Quando Pinheiro Brathen se tornou o primeiro esquiador brasileiro a subir ao pódio da Copa do Mundo Alpina em 2024, ele começou a sambar na neve do Colorado. Quando venceu a Copa do Mundo em novembro passado, gritou “Vamos Brasil!” Em uma câmera local finlandesa, é transmitido o hino nacional, “Himno Nacional Brasileiro”. Bandeira do Brasil pintada dentro do Círculo Polar Ártico da Finlândia em seu pescoço
“A Noruega me ensinou como ser atleta, como enfrentar o frio”, diz Pinheiro Brathen. “O Brasil me ensinou a ser eu mesmo.”
Silvera também se destaca no esporte. Ele corre em esqueleto – onde os atletas mergulharam de cabeça na mesma rampa de gelo que os bobsledders e lugers.
Silvera, que também trabalhou como enfermeira no Alberta Children’s Hospital, em Calgary, compete de capacete com a obra de arte de um papagaio brasileiro usando um estetoscópio.
Sua família não deveria acabar no Canadá.
“Lembro que eles estavam pesquisando no Google a melhor cidade para morar, e a primeira coisa que apareceu foi Miami”, disse Silveira em 2024. Em 2024 “Meu pai foi sozinho para Miami só para encontrar algum tipo de oportunidade.

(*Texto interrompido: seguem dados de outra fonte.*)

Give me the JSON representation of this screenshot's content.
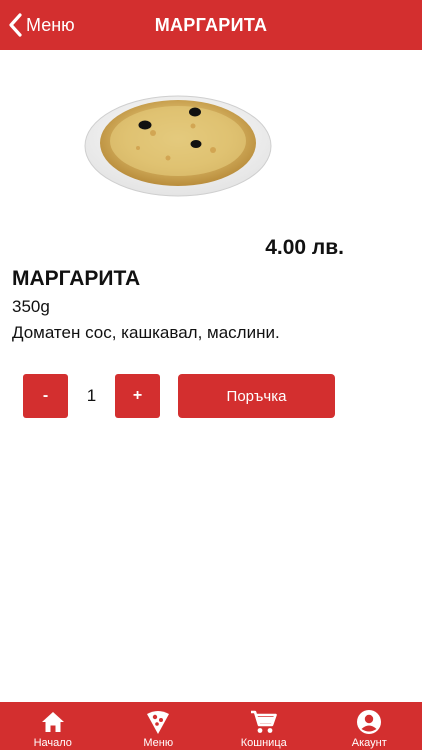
{
  "header": {
    "back_label": "Меню",
    "title": "МАРГАРИТА"
  },
  "product": {
    "price": "4.00 лв.",
    "name": "МАРГАРИТА",
    "weight": "350g",
    "description": "Доматен сос, кашкавал, маслини."
  },
  "order": {
    "minus_label": "-",
    "quantity": "1",
    "plus_label": "+",
    "order_label": "Поръчка"
  },
  "tabbar": {
    "items": [
      {
        "label": "Начало",
        "icon": "home-icon"
      },
      {
        "label": "Меню",
        "icon": "pizza-slice-icon"
      },
      {
        "label": "Кошница",
        "icon": "cart-icon"
      },
      {
        "label": "Акаунт",
        "icon": "account-icon"
      }
    ]
  },
  "colors": {
    "accent": "#d32f2f",
    "text": "#111111",
    "background": "#ffffff"
  }
}
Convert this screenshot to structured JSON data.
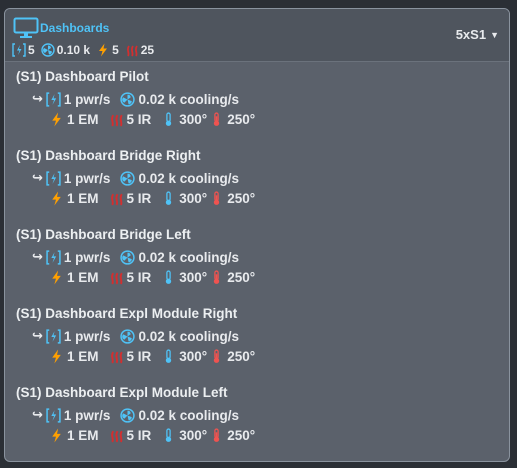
{
  "header": {
    "title": "Dashboards",
    "icon": "monitor-icon",
    "stats": {
      "power": "5",
      "cooling": "0.10 k",
      "em": "5",
      "ir": "25"
    },
    "selector": {
      "label": "5xS1",
      "icon": "caret-down-icon"
    }
  },
  "colors": {
    "title": "#4fc3f7",
    "power_icon": "#4fc3f7",
    "cooling_icon": "#4fc3f7",
    "em_icon": "#ffa000",
    "ir_icon": "#d32f2f",
    "temp_cold": "#4fc3f7",
    "temp_hot": "#ef5350"
  },
  "items": [
    {
      "name": "(S1) Dashboard Pilot",
      "pwr": "1 pwr/s",
      "cooling": "0.02 k cooling/s",
      "em": "1 EM",
      "ir": "5 IR",
      "temp_low": "300°",
      "temp_high": "250°"
    },
    {
      "name": "(S1) Dashboard Bridge Right",
      "pwr": "1 pwr/s",
      "cooling": "0.02 k cooling/s",
      "em": "1 EM",
      "ir": "5 IR",
      "temp_low": "300°",
      "temp_high": "250°"
    },
    {
      "name": "(S1) Dashboard Bridge Left",
      "pwr": "1 pwr/s",
      "cooling": "0.02 k cooling/s",
      "em": "1 EM",
      "ir": "5 IR",
      "temp_low": "300°",
      "temp_high": "250°"
    },
    {
      "name": "(S1) Dashboard Expl Module Right",
      "pwr": "1 pwr/s",
      "cooling": "0.02 k cooling/s",
      "em": "1 EM",
      "ir": "5 IR",
      "temp_low": "300°",
      "temp_high": "250°"
    },
    {
      "name": "(S1) Dashboard Expl Module Left",
      "pwr": "1 pwr/s",
      "cooling": "0.02 k cooling/s",
      "em": "1 EM",
      "ir": "5 IR",
      "temp_low": "300°",
      "temp_high": "250°"
    }
  ]
}
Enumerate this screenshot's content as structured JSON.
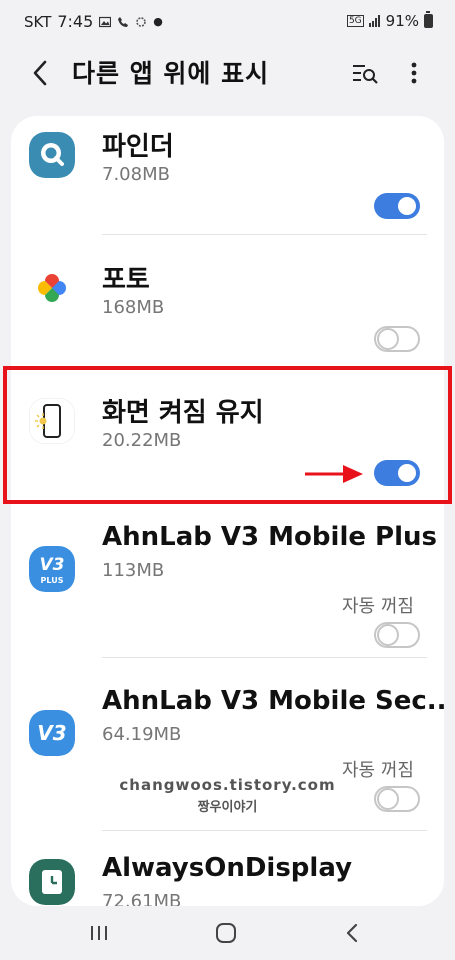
{
  "status": {
    "carrier": "SKT",
    "time": "7:45",
    "network": "5G",
    "battery": "91%"
  },
  "header": {
    "title": "다른 앱 위에 표시"
  },
  "apps": [
    {
      "name": "파인더",
      "size": "7.08MB",
      "enabled": true,
      "icon": "finder-icon"
    },
    {
      "name": "포토",
      "size": "168MB",
      "enabled": false,
      "icon": "photos-icon"
    },
    {
      "name": "화면 켜짐 유지",
      "size": "20.22MB",
      "enabled": true,
      "icon": "screen-on-icon"
    },
    {
      "name": "AhnLab V3 Mobile Plus",
      "size": "113MB",
      "enabled": false,
      "auto_off": "자동 꺼짐",
      "icon": "v3-plus-icon"
    },
    {
      "name": "AhnLab V3 Mobile Sec..",
      "size": "64.19MB",
      "enabled": false,
      "auto_off": "자동 꺼짐",
      "icon": "v3-security-icon"
    },
    {
      "name": "AlwaysOnDisplay",
      "size": "72.61MB",
      "icon": "aod-icon"
    }
  ],
  "watermark": {
    "line1": "changwoos.tistory.com",
    "line2": "짱우이야기"
  },
  "icon_labels": {
    "plus": "PLUS"
  },
  "colors": {
    "accent": "#3e7de0",
    "highlight": "#e8121b"
  }
}
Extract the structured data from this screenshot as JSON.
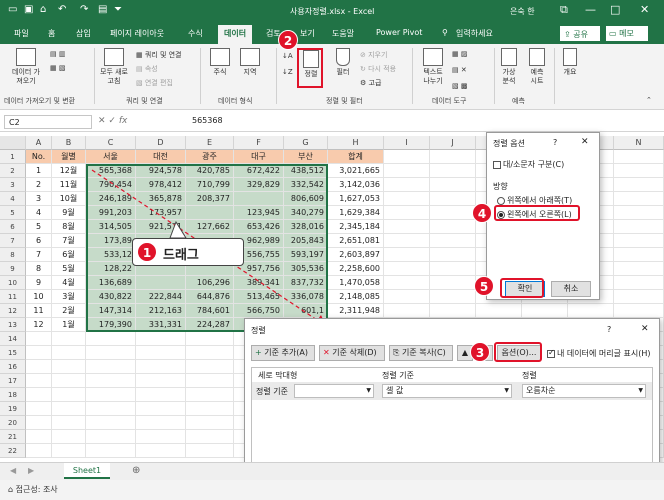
{
  "titlebar": {
    "title": "사용자정렬.xlsx  -  Excel",
    "user": "은숙 한",
    "restore_icon": "⧉",
    "min": "—",
    "max": "□",
    "close": "✕"
  },
  "tabs": [
    "파일",
    "홈",
    "삽입",
    "페이지 레이아웃",
    "수식",
    "데이터",
    "검토",
    "보기",
    "도움말",
    "Power Pivot"
  ],
  "search_label": "입력하세요",
  "share_label": "공유",
  "memo_label": "메모",
  "ribbon": {
    "get_data": "데이터 가\n져오기",
    "refresh_all": "모두 새로\n고침",
    "queries": "쿼리 및 연결",
    "properties": "속성",
    "edit_links": "연결 편집",
    "stocks": "주식",
    "geography": "지역",
    "sort": "정렬",
    "filter": "필터",
    "clear": "지우기",
    "reapply": "다시 적용",
    "advanced": "고급",
    "text_to_columns": "텍스트\n나누기",
    "whatif": "가상\n분석",
    "forecast": "예측\n시트",
    "outline": "개요",
    "groups": {
      "get": "데이터 가져오기 및 변환",
      "queries": "쿼리 및 연결",
      "types": "데이터 형식",
      "sortfilter": "정렬 및 필터",
      "tools": "데이터 도구",
      "forecast": "예측"
    }
  },
  "formula": {
    "namebox": "C2",
    "fx": "fx",
    "value": "565368"
  },
  "columns": [
    "A",
    "B",
    "C",
    "D",
    "E",
    "F",
    "G",
    "H",
    "I",
    "J",
    "K",
    "L",
    "M",
    "N"
  ],
  "rows": [
    "1",
    "2",
    "3",
    "4",
    "5",
    "6",
    "7",
    "8",
    "9",
    "10",
    "11",
    "12",
    "13",
    "14",
    "15",
    "16",
    "17",
    "18",
    "19",
    "20",
    "21",
    "22"
  ],
  "table": {
    "headers": [
      "No.",
      "월별",
      "서울",
      "대전",
      "광주",
      "대구",
      "부산",
      "합계"
    ],
    "data": [
      [
        "1",
        "12월",
        "565,368",
        "924,578",
        "420,785",
        "672,422",
        "438,512",
        "3,021,665"
      ],
      [
        "2",
        "11월",
        "790,454",
        "978,412",
        "710,799",
        "329,829",
        "332,542",
        "3,142,036"
      ],
      [
        "3",
        "10월",
        "246,189",
        "365,878",
        "208,377",
        "",
        "806,609",
        "1,627,053"
      ],
      [
        "4",
        "9월",
        "991,203",
        "173,957",
        "",
        "123,945",
        "340,279",
        "1,629,384"
      ],
      [
        "5",
        "8월",
        "314,505",
        "921,571",
        "127,662",
        "653,426",
        "328,016",
        "2,345,184"
      ],
      [
        "6",
        "7월",
        "173,89",
        "",
        "",
        "962,989",
        "205,843",
        "2,651,081"
      ],
      [
        "7",
        "6월",
        "533,12",
        "",
        "",
        "556,755",
        "593,197",
        "2,603,897"
      ],
      [
        "8",
        "5월",
        "128,22",
        "",
        "",
        "957,756",
        "305,536",
        "2,258,600"
      ],
      [
        "9",
        "4월",
        "136,689",
        "",
        "106,296",
        "389,341",
        "837,732",
        "1,470,058"
      ],
      [
        "10",
        "3월",
        "430,822",
        "222,844",
        "644,876",
        "513,465",
        "336,078",
        "2,148,085"
      ],
      [
        "11",
        "2월",
        "147,314",
        "212,163",
        "784,601",
        "566,750",
        "601,1",
        "2,311,948"
      ],
      [
        "12",
        "1월",
        "179,390",
        "331,331",
        "224,287",
        "",
        "",
        ""
      ]
    ]
  },
  "drag_label": "드래그",
  "sheet_tab": "Sheet1",
  "status_text": "접근성: 조사",
  "options_dialog": {
    "title": "정렬 옵션",
    "help": "?",
    "close": "✕",
    "case_sensitive": "대/소문자 구분(C)",
    "direction_label": "방향",
    "top_to_bottom": "위쪽에서 아래쪽(T)",
    "left_to_right": "왼쪽에서 오른쪽(L)",
    "ok": "확인",
    "cancel": "취소"
  },
  "sort_dialog": {
    "title": "정렬",
    "help": "?",
    "close": "✕",
    "add_level": "기준 추가(A)",
    "delete_level": "기준 삭제(D)",
    "copy_level": "기준 복사(C)",
    "options": "옵션(O)...",
    "header_chk": "내 데이터에 머리글 표시(H)",
    "col_row": "세로 막대형",
    "col_sorton": "정렬 기준",
    "col_order": "정렬",
    "row_label": "정렬 기준",
    "sort_on_value": "셀 값",
    "order_value": "오름차순",
    "ok": "확인",
    "cancel": "취소"
  },
  "badges": [
    "1",
    "2",
    "3",
    "4",
    "5"
  ],
  "colors": {
    "excel_green": "#217346",
    "highlight_red": "#e0132a",
    "header_fill": "#f8cbad",
    "selection": "#c6dbc9"
  }
}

Em 2017, ele era fisiculturista e trabalhava em uma loja de suplementos quando conversou com um cliente que fazia parte da seleção brasileira de bobsled que treinava em Calgary. Uma coisa levou à outra e ele mergulhou no esporte irmão do bobsled, o esqueleto.
Em 2022, ficou em 13º lugar em sua estreia olímpica, o segundo melhor resultado de um brasileiro em qualquer prova olímpica de inverno. O melhor de Isabelle Clarke foi o nono lugar no snowboard cross em 2006.
“Acho que os oito primeiros seriam incríveis”, disse Silvera nos Jogos Cortina de Milão em 2024. “É claro que todos sonhamos com essa medalha”.